How do social media platforms Twitter, Facebook, Google, and YouTube curate COVID-19 information and filter out misinformation? What might these published protocols reveal about blending human and automated processes to ensure reliability during the pandemic? As one observer notes, “We’re just realizing the human power behind the highly-trumpeted AI-powered solution at one of the worst possible times.”
The serious consequences resulting from COVID-19 misinformation, from swallowing cleaning products to attacks on 5G towers, has meant that search and social media platforms have felt compelled to double their efforts at publishing and distributing the most reliable and accurate information. For example, according to their own public statements in 2020, Twitter, Google and other platforms are creating temporary COVID-19 information sections that often rely on more human decision making to either create additional framing for automated processes or curate content.
Google News highlights “topical experiences“
Google’s COVID-19 experience diverges from the search platform’s usually fully-automated ranking and recommendation search format, and now includes human curation through “topical experiences.” A topical experience is one of the few sections where the Google News team will frame the news experience by structuring and highlighting content.
As Google has indicated, the idea behind these curation decisions is to provide context around the coronavirus in a nod to the particular importance of providing accurate information during the pandemic.
Twitter Relies on Human Curation COVID-19 “Moments“
Twitter’s section devoted to COVID-19 information appears as a tab in the Explore section of the general feed that brings together customized “Moments“. Twitter Moments are designed by Twitter’s curation team, and follow specific guidelines, such as rules related to bias, accuracy and standards. The curation team uses these guidelines to organize and feature content from public health experts and journalists that the platform identifies as reliable.

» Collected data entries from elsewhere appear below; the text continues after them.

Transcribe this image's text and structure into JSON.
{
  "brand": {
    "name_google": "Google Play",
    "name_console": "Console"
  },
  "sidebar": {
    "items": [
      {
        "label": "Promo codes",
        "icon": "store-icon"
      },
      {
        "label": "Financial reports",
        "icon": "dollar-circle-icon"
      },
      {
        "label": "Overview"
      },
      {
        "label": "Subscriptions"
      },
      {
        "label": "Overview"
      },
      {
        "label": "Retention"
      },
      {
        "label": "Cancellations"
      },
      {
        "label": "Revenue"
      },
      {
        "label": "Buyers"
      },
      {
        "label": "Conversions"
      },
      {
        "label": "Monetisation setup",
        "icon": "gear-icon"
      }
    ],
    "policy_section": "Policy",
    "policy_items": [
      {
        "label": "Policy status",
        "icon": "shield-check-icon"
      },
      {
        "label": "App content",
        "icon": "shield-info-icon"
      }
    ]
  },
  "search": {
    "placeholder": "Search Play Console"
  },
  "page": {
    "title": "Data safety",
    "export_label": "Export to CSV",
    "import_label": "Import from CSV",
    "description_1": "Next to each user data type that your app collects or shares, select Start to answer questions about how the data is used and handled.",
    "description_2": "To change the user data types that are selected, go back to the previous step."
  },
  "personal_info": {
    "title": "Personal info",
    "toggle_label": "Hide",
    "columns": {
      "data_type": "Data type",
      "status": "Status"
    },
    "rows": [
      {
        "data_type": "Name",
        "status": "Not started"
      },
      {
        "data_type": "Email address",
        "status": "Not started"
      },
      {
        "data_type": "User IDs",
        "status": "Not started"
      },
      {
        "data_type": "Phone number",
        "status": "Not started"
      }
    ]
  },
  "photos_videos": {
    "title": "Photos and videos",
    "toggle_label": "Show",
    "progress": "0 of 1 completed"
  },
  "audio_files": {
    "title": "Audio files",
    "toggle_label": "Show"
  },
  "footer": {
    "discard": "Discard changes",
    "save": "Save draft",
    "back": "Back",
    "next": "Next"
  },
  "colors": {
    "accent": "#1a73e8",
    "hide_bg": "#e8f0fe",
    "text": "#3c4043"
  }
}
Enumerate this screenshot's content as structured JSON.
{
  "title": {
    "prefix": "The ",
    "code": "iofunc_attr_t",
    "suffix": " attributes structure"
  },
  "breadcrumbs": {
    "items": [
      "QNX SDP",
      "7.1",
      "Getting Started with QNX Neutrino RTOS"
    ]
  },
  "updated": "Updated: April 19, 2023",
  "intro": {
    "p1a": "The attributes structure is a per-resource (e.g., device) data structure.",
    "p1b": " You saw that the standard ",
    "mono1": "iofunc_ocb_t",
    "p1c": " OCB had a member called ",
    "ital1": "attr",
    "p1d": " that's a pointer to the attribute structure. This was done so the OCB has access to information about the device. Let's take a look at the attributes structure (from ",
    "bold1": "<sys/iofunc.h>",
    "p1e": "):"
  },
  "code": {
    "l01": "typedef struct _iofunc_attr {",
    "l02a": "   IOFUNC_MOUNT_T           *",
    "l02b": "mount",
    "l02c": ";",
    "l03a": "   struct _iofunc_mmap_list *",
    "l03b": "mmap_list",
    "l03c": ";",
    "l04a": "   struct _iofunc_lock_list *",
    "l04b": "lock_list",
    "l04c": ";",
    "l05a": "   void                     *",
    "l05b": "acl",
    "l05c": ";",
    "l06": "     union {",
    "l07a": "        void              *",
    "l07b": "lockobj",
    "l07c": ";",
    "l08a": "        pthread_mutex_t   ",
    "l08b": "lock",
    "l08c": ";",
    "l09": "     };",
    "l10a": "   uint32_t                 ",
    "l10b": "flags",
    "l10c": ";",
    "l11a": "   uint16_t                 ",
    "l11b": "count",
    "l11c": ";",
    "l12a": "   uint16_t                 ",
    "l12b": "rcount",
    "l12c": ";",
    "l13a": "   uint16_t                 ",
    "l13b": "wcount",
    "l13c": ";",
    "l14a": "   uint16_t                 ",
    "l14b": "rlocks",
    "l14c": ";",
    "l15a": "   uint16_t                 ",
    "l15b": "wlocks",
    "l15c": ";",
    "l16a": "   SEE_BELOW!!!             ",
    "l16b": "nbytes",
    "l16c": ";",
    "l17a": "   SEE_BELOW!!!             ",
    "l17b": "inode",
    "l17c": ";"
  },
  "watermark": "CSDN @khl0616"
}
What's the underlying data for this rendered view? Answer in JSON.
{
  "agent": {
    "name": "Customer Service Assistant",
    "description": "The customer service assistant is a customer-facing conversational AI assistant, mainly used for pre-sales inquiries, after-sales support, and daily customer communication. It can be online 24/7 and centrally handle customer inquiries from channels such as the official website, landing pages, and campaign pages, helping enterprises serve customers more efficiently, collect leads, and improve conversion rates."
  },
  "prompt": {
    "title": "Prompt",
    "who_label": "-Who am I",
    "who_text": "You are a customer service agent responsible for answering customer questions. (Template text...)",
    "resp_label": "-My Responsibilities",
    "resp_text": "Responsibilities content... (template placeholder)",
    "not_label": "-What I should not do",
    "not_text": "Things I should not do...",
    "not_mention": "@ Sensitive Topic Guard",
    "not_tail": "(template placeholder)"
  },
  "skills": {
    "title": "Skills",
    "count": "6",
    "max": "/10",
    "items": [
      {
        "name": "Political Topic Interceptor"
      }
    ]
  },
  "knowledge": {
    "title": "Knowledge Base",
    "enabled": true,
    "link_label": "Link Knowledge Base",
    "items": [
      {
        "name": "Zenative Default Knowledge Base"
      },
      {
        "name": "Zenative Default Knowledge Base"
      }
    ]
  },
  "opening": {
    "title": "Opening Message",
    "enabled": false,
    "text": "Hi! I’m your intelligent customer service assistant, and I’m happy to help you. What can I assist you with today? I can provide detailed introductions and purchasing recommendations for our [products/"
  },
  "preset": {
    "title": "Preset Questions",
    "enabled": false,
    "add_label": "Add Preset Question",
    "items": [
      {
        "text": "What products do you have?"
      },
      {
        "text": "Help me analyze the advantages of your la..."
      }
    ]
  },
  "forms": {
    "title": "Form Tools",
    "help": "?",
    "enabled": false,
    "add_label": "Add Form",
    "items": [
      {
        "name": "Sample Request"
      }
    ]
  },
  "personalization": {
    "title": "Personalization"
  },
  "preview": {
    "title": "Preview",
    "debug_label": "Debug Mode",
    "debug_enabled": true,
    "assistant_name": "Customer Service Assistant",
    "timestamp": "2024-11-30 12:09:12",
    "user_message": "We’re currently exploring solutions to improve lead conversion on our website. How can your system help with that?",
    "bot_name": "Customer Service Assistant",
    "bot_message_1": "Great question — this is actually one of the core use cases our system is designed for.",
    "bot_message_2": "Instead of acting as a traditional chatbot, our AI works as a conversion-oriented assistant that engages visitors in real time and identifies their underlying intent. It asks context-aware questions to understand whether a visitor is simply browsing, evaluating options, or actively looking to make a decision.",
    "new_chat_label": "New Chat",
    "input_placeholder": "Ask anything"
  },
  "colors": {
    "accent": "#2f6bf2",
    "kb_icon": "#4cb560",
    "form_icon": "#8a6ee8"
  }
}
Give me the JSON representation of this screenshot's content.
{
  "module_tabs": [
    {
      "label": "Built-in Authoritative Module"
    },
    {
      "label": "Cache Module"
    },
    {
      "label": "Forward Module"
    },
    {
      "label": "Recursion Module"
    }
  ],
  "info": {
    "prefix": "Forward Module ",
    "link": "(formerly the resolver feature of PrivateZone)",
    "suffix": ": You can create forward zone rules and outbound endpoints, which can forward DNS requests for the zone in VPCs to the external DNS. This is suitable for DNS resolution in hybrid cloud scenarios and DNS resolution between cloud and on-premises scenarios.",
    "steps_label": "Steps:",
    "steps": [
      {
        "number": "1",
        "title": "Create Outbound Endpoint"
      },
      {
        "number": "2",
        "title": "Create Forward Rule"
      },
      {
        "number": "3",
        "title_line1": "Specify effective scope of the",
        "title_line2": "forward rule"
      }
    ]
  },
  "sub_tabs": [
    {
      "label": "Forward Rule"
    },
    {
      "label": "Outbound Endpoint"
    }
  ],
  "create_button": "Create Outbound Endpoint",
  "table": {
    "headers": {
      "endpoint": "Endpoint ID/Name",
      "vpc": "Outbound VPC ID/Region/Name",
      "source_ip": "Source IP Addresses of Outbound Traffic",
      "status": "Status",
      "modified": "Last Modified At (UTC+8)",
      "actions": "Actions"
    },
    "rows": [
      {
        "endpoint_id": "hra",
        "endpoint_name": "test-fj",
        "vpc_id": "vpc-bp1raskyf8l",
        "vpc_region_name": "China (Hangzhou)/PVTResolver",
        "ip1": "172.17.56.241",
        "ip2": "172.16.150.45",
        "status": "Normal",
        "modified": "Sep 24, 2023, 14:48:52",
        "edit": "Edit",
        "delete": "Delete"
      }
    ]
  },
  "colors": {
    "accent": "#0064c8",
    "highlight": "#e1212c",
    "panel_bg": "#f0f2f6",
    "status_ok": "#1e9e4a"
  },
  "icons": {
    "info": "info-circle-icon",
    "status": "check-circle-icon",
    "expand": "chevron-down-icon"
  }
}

Platforms Broaden Definition of “Harm” When Distributing COVID-19 Content
The main concern for platforms when curating, publishing, or distributing content is not just elevating quality COVID-19 news, but also filtering out “harmful” misinformation all across their services. Because of potentially deadly consequences, platforms have expanded their misinformation policies to treat COVID-19 misinformation as “harmful content.”
As the examples below demonstrate, platforms use a mix of machine and human content intervention to identify and mitigate harm. However, in the context of the pandemic, there are some situations when each platform has stated they will use slightly different protocols to rely more on human intervention in order to define, identify, and ideally mitigate harm.
Twitter’s Approach to Defining “Harm”
Under the platform’s updated COVID-19 policy, Twitter expanded its definition of harm to include content that goes against public health authorities, including but not limited to harmful cures, denial of established scientific facts, and conspiracy theories about the origins of the virus.
Twitter has expanded its misinformation policy to cover any content that does not conform to world and national health authorities, and the social media platform then uses human teams to review specific violations. Twitter’s general rules and policies allow users to report violations for content that “incites” or “induces” harm across a number of different categories, including self-harm, violent threats, and violent imagery.
While content moderation and removal is a largely automated process, Twitter states that the human team is able to provide more “context and insight” around COVID-19 in ways that machines cannot. The platform indicates that Twitter employees manually review reports for sensitive topics that require additional context. Twitter also relies on trusted partners — such as local health authorities — to flag potentially harmful content.
How YouTube Addresses “Harm”
YouTube has also expanded its own harmful content policies to include medical misinformation related to COVID-19. YouTube does not indicate additional human intervention for COVID-19 information curation. Instead, the video platform relies primarily on an expansion of what YouTube defines as “harmful” content.
YouTube’s general policies related to violent or dangerous content include anything from hate speech to graphic content. Its COVID-19 medical misinformation policy specifies that the platform will take action against content that contradicts local and global health authorities as well as any content that may encourage the use of unproven treatments.
While YouTube has always relied on a blend of human and automated processes to review harmful content, current health workplace restrictions have led to a greater reliance on machines to moderate content. However, like Twitter, YouTube states their automated systems are not as “accurate or granular” as their human counterparts.
Facebook’s Reliance Third-Party Fact Checking to Identify “Harm“
Facebook addresses misinformation and harmful COVID-19 content through its work with third-party fact-checking organizations. If one of the 60 fact-checking organizations Facebook works with rates a piece of content as false, the platform indicates it will add warning labels, and reduce distribution of that content. To date, Facebook has also removed misinformation that “could lead to imminent physical harm.”
So far during the pandemic, social media and search platforms state the unprecedented time of COVID requires elevating the most accurate, authoritative and reliable information rather than relying on whatever their algorithms might be automatically recommending.
By turning to human curation, platforms may be tacitly indicating that humans are a much bigger part of the reliability equation when it comes to elevating quality information. And through their COVID-19 policies, many platforms are explicitly recognizing that machines are not able to provide the same nuanced context around critical health related information.
Is Human Curation and Content Moderation Not Only Ideal, but necessary?
Would more human curation, coupled with more human-powered moderation, lead to more reliable information overall, and not just for COVID-19? Will the current hybrid approach lead to more reliable information?